В амбаре было темно. Он остановился у порога.

– Где они, мешки-то?

Христя прошла вперед, позвала из темноты приглушенным голосом:

– Иди сюда…

Он пошел, ничего не видя перед собой. Вдруг лицом к лицу столкнулся с нею. Руки сами собой легли на ее плечи, нерешительно замерли. Ему не хватало бездумной дерзости, и Христя, видимо, почувствовала это, с насмешливым вызовом спросила:

– А дальше что?

– А вот…

Голос у него сразу осип, пропал, и, уже ни о чем не думая, он стиснул руки на ее затылке, впился в горячие, неподатливо упругие губы. С неожиданной для нее силой она рванулась в сторону, выскользнула, пропала в непроницаемой темноте; он топтался, ощущая на губах соленый привкус, старался уловить шорохи, но ничего не слышал: мешал шум в ушах.

– Что теперя?

Ее голос прозвучал где-то за спиной, по-прежнему приглушенно-зовущий и насмешливый. Он резко обернулся, увидел ее в полосе слабого света, падающего из дверей. Лицо расплывалось в сумраке, лишь блестели глаза и зубы. Он схватил ее за руку, повлек в темноту, все больше распаляясь. Она уперлась ногами в пол и скользила на подошвах, как на лыжах, сквозь смех говорила:

– Давай, давай! Силен. Ох и силен!.. Даже жаль, что помешают. Идет кто-то сюда…

Он остановился, словно налетел на стену, отпрянул от нее, выскочил из амбара. Во дворе было по-прежнему пусто. На небе меркли последние звезды, отблески зари розовели на редких облаках. Христя со смехом вышла следом за ним. Она прямо-таки давилась от смеха, хлопала себя по бедрам, приговаривала:

– Ой, мамочка, не могу! Умираю, мамочка!

– Чего закатилась? – сквозь стиснутые зубы спросил он, стыдясь самого себя и ненавидя ее.

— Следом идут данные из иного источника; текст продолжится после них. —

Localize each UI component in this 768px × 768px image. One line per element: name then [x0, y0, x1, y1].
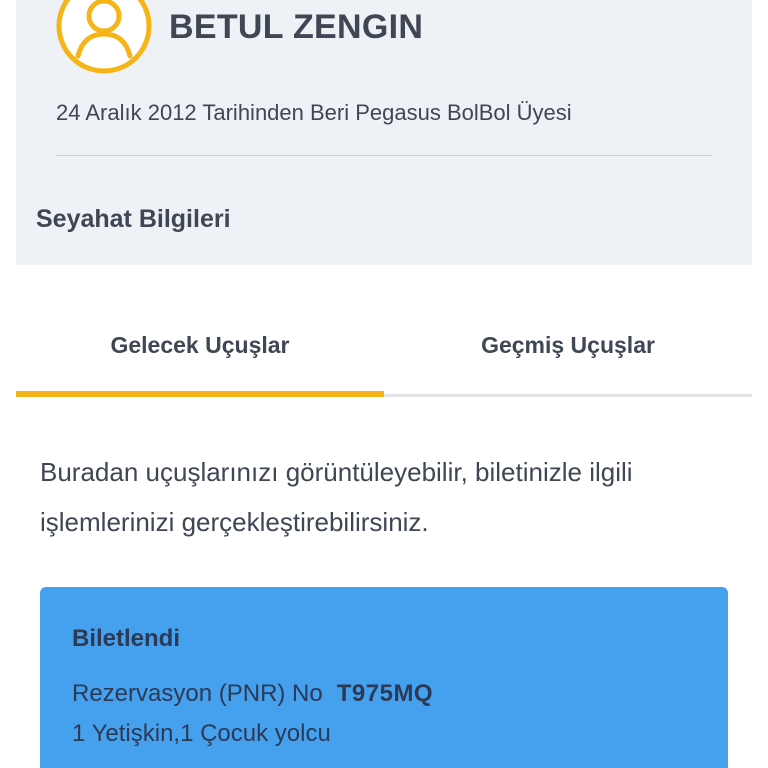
divider: [56, 155, 712, 156]
profile-panel: BETUL ZENGIN 24 Aralık 2012 Tarihinden B…: [16, 0, 752, 265]
passenger-count: 1 Yetişkin,1 Çocuk yolcu: [72, 720, 331, 747]
flights-description: Buradan uçuşlarınızı görüntüleyebilir, b…: [40, 457, 633, 537]
user-icon: [56, 0, 152, 74]
ticket-status: Biletlendi: [72, 625, 181, 652]
active-tab-indicator: [16, 391, 384, 397]
ticket-card[interactable]: Biletlendi Rezervasyon (PNR) No T975MQ 1 …: [40, 587, 728, 768]
tab-past-label: Geçmiş Uçuşlar: [481, 332, 655, 358]
member-since-text: 24 Aralık 2012 Tarihinden Beri Pegasus B…: [56, 100, 572, 125]
pnr-code: T975MQ: [336, 680, 434, 707]
flight-tabs: Gelecek Uçuşlar Geçmiş Uçuşlar: [16, 265, 752, 397]
tab-upcoming-label: Gelecek Uçuşlar: [110, 332, 290, 358]
user-name: BETUL ZENGIN: [169, 8, 424, 46]
tab-past-flights[interactable]: Geçmiş Uçuşlar: [384, 265, 752, 397]
pnr-label: Rezervasyon (PNR) No: [72, 680, 323, 707]
pnr-line: Rezervasyon (PNR) No T975MQ: [72, 680, 433, 708]
page: BETUL ZENGIN 24 Aralık 2012 Tarihinden B…: [0, 0, 768, 768]
tab-upcoming-flights[interactable]: Gelecek Uçuşlar: [16, 265, 384, 397]
section-title: Seyahat Bilgileri: [36, 205, 231, 233]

Она села на предамбарок, с притворным сочувствием сказала:

– Испугался, бедненький. Еще и родимчик хватит. Скажи Лушке, пусть тебя чертополохом окурит.

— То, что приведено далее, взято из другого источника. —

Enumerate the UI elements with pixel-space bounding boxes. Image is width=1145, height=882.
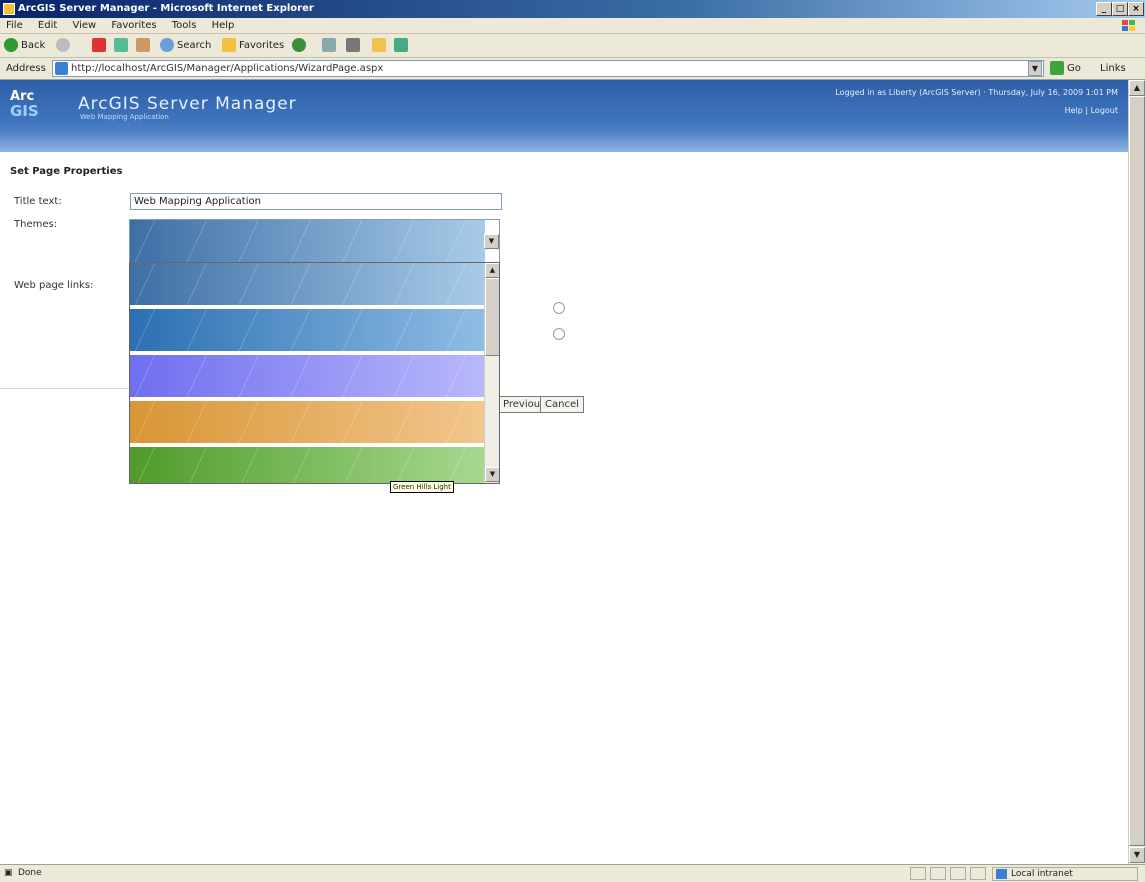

Он сжал кулаки, шагнул к ней. Дрогни она, сделай попытку отклониться – ударил бы. Но она смотрела на него безбоязненно-насмешливо. Он повернулся, пошел.

– Куда же ты? Про мешки-то забыл, что ли?

Он даже не оглянулся. Стерва. Кобыла необъезженная…

Зашел в конюховскую. На стенах сушилась сбруя. Густой запах застарелого лошадиного пота шибанул в ноздри. У верстака перед окном сидел шорник Ефим Кузьмин. Рядом с ним, прислоненные к стене, стояли костыли.

До войны Ефим был здоровяком, силой хвастался, мог по спору приподнять передок трактора, теперь же весь искалечен, без костылей шагу не может сделать, только хомуты чинить и годен. И то ладно…

– Сам зам в гости к нам! – низким, басовитым голосом прогудел Ефим и, радуясь, что так складно вышло, коротко хохотнул: – Табачишком у тебя не разживусь?

Раньше Ефим гордоватым был. Любил насмешничать. Старую привычку, кажется, не бросил. А надо бы.

Достав кисет, Михаил положил его на верстак, суховато сказал:

– Как со сбруей? К посевной должен быть полный порядок.

– Была бы шея, а хомут, сказано, найдется. Гужи только вот… Веревочные приходится ставить. А они долго не дюжат. Запасных надо наделать…

Кожаные гужи, Михаил знал, выдергивают из хомутов и раскраивают на подошвы для обуви.

– Совсем не осталось кожаных?

– Есть еще. Но мало.

– Вот народ!

– А что народ? – Из дарового табака Ефим завернул папироску величиной с оглоблю, затянулся, выдохнул облако дыма. – Нормальный народ. Из веревки подошву не сделаешь, а на гужах она худо-бедно стоит. Так что все по уму получается.

– Будешь с таким рассуждением тут сидеть – все растащут! – Михаил забрал кисет, спрятал в карман. – Много добряков развелось!

– У тебя, Михаил, голос переменился. До войны, помню, мяконький был. Теперь в нем, слышу, железо прозвякивает. С чего бы, а?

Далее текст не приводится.